Federico X de Dinamarca iniciou nesta quarta-feira, em Nuuk, uma visita oficial de três dias a Groenlândia. A viagem ocorre em meio a tensões envolvendo a possível anexação da ilha pelos EUA, maior preocupação diplomática entre as partes nos últimos meses.
A visita tem tom simbólico e busca enfatizar a cooperação entre Groenlândia, Dinamarca e Estados Unidos. O rei pretende reforçar a posição de unidade frente às pressões externas e acompanhar de perto a situação regional.
Com a agenda centrada em Nuuk, o monarca reuniu-se com autoridades locais, incluindo o primeiro-ministro groenlandês Jens-Frederik Nielsen e o presidente do Parlamento Kim Kielsen, no aeroporto da capital.
Federico X destacou, ao almoço com autoridades, que o bem-estar da população groenlandesa é prioridade. Não informou, porém, sua opinião sobre as pressões recentes de Washington.
À tarde, o rei visitou a maior empresa da ilha, a Royal Greenland, e participou de atividades na sede do comando ártico, órgão responsável pela defesa da soberania dinamarquesa na região.
A programação prevê deslocamentos a Maniitsoq, para encontros com empreendedores, e a Kangerlussuaq, onde visitará alunos de um programa de instrução militar básica no Ártico, na sexta-feira.

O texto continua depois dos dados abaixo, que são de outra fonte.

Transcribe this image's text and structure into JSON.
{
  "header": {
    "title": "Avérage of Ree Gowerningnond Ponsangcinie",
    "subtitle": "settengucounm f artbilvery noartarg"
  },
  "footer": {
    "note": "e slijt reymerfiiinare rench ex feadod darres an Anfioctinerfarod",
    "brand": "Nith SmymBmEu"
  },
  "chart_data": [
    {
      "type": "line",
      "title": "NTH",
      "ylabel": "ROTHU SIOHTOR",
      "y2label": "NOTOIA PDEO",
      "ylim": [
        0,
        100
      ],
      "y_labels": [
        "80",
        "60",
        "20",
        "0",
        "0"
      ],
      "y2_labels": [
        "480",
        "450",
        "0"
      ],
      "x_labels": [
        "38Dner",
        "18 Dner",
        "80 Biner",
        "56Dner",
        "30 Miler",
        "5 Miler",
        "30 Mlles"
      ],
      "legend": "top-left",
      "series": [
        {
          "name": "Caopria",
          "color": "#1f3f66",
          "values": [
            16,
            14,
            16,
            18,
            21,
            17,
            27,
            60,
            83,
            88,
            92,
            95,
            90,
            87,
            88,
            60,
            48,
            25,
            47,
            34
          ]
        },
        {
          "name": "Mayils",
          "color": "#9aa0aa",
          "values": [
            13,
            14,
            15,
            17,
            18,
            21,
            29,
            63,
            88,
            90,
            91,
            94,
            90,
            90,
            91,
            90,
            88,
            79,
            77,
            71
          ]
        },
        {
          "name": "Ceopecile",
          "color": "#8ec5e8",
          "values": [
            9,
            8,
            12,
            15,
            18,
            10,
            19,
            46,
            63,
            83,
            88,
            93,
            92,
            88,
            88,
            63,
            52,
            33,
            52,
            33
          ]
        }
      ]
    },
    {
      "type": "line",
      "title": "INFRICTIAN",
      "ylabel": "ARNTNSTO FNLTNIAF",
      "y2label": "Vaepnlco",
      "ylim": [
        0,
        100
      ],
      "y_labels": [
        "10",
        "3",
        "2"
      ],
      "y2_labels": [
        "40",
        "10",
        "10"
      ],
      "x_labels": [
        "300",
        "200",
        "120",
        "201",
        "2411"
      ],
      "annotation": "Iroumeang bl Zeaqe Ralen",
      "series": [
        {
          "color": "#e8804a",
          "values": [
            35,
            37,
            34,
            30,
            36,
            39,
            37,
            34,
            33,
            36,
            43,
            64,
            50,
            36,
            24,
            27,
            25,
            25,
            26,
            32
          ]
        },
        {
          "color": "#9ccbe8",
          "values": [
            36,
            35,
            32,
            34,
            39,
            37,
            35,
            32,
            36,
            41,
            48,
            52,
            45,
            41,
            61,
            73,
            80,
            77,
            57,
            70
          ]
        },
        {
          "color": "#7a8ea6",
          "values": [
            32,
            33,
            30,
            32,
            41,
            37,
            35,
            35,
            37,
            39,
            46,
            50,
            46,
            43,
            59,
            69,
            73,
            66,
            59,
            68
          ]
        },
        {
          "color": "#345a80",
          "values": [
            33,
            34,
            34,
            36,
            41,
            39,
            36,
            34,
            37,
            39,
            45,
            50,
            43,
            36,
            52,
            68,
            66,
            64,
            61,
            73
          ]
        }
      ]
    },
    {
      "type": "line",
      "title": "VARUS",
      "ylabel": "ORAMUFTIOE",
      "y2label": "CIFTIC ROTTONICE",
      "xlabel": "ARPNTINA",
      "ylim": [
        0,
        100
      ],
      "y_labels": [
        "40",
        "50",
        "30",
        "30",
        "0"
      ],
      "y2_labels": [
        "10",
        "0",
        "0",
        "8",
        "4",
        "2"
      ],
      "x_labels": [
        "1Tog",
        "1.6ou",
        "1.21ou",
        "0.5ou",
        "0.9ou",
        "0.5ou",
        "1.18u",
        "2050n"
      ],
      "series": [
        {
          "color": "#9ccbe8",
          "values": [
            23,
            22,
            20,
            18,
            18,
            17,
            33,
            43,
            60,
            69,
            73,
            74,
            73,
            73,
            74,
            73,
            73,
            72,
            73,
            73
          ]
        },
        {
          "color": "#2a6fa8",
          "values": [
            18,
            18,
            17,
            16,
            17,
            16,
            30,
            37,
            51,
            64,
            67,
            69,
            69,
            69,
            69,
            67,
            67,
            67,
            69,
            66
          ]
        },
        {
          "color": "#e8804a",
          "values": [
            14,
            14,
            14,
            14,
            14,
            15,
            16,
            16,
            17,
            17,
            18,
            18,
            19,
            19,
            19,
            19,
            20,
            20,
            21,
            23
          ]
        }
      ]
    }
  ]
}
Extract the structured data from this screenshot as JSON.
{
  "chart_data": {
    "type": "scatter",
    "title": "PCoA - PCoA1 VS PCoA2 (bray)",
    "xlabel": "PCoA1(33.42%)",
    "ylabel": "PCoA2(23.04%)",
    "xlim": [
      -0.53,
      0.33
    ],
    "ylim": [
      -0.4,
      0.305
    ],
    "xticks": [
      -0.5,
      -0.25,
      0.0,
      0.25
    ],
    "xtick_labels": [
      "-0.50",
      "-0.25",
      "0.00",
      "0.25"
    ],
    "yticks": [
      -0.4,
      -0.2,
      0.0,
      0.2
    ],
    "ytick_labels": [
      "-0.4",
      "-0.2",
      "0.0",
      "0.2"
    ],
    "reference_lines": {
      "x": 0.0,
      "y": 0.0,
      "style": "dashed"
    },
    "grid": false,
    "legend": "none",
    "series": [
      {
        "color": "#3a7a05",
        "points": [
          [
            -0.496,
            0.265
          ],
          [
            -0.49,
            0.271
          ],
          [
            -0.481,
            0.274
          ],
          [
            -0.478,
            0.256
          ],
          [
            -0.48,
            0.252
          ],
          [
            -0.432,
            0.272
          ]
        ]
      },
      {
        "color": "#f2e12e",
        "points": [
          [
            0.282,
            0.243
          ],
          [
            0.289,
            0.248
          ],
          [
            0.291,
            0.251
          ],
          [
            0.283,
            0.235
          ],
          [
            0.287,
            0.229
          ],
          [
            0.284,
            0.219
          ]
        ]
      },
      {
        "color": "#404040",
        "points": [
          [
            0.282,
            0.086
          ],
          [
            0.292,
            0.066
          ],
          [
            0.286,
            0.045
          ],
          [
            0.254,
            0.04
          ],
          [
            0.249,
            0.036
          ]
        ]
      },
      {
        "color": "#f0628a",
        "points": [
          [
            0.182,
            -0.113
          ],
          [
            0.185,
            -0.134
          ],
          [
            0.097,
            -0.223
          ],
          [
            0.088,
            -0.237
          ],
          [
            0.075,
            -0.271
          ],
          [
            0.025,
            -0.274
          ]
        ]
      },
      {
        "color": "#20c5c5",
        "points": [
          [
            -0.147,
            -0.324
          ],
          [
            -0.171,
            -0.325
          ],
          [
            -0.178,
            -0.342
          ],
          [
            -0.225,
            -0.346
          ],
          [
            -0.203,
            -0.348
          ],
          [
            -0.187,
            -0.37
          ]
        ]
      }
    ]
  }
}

As autoridades afirmaram que a cooperação internacional tem avançado desde o início de conversas diplomáticas em janeiro entre Groenlândia, Dinamarca e EUA, para reduzir a tensão gerada por tentativas de mudança na governança da região.
O grupo de trabalho de alto nível, criado para tratar do tema, deve reunir-se em breve, conforme anúncios recentes. A primeira-ministra dinamarquesa comentou que a pressão sobre Groenlândia permanece inaceitável.